I Am Dragon

      Comments Off on I Am Dragon

The Russian film I Am Dragon (2015) was clearly envisioned as a way of exploiting the success of the Twilight movies. However, I Am Dragon is based on a young adult novel published much earlier than Stephenie Meyer’s Twilight series. The Ritual, which serves as the source material for I Am Dragon, was published in 1996 and written by the acclaimed Ukrainian novelists Maryna and Serhiy Dyachenko. Screenwriter and director Indar Dzhendubaev simply took The Ritual and dressed it up with a proven commercial formula.

The plot of I Am Dragon follows the daughter of a Duke, Mira (Maria Poezzhaeva), who is abducted on the day she is to marry the grandson of a dragon slayer when the bridegroom’s party sings the ritual song of a sacrifice to the fabled beast. The dragon (who is played in human/Arman form by Matvey Lykov) appears and takes Mira away. On the dragon’s island she learns of her captor’s duality and falls in love with him. When he rejects her for her own safety she escapes, only to summon the dragon on her wedding day once again.

The film is set sometime in the middle ages before the Tsarist period of Russian history, sometime prior to the 13th century. Drawing on the Kievan Rus milieu, Dzhendubaev imbues the narrative with an abundance of Slavic folklore and imagery. This is combined with the familiar narrative of The Enchanted Tsarevich, the Russian equivalent to La Belle et la BĂȘte.
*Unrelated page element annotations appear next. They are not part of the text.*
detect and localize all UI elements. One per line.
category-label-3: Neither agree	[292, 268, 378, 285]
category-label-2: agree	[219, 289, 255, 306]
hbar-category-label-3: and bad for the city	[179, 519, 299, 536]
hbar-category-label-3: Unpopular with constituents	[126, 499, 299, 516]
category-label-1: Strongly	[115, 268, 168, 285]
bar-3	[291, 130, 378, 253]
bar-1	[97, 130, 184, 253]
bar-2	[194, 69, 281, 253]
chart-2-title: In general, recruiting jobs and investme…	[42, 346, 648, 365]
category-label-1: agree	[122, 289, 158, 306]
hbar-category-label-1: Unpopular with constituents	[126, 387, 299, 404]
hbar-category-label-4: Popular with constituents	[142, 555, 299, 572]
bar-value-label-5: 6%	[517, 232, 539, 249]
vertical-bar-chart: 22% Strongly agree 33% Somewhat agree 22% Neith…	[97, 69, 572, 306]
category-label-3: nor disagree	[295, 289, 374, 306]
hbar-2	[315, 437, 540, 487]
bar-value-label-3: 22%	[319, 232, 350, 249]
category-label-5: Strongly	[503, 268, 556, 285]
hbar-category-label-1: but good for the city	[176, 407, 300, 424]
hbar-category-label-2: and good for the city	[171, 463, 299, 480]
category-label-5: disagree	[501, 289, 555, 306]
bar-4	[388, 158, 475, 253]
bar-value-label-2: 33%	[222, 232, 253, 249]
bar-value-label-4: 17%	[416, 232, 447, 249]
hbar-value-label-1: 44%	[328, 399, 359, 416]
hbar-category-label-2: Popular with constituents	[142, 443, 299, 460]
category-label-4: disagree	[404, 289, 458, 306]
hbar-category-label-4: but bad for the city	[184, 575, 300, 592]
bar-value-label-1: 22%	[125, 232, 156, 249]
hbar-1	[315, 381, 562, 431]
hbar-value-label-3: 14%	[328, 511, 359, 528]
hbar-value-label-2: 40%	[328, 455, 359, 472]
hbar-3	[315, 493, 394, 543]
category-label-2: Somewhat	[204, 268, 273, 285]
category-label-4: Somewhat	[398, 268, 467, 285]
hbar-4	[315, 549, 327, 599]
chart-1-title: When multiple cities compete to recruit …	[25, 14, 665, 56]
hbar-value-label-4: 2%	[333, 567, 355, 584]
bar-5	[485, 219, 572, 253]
Though despite this rich culture lineage the dramatic emphasis of I Am Dragon is exclusively focused on the tropes associated with young adult novels of adolescent romance and erotica.

Aside from the superficial stylistic similarities between I Am Dragon and Twilight (2008), the two films share a similar social agenda wherein the subtext of these narratives advocates teenage celibacy. Be it a vampire or a dragon, the boyfriends that are thrust upon these heroines via bizarre circumstances epitomize those aspects of adolescent masculine identity that are most dangerous to the heroines’ virtue. This is perhaps best exemplified by the relationship between Buffy Summers and Angel on the television show Buffy The Vampire Slayer, though that particular narrative lacks the necessitating Stockholm syndrome plot device of both I Am Dragon and Twilight.

In addition to adhering to the Twilight‘s mantra of showing audiences beautiful people doing incredible things, I Am Dragon incorporates a bit of Disney into the mix. This comes in the form of a computer generated creature that looks like a mix between a fox and a galago who serves Arman. It’s a cute little critter that’s introduced as a potential threat but, like the dragon himself, slowly reveals itself to be a very sensitive and intelligent creature.

Overall it can’t be said that I Am Dragon offers anything different from or better than Twilight. One film is going to appeal to fans of vampires while the other will appeal to fans of fairytales. Personally, I prefer I Am Dragon mostly because of my interest in Russian folklore but also because Mira seems to have a bit more agency than her American counterpart.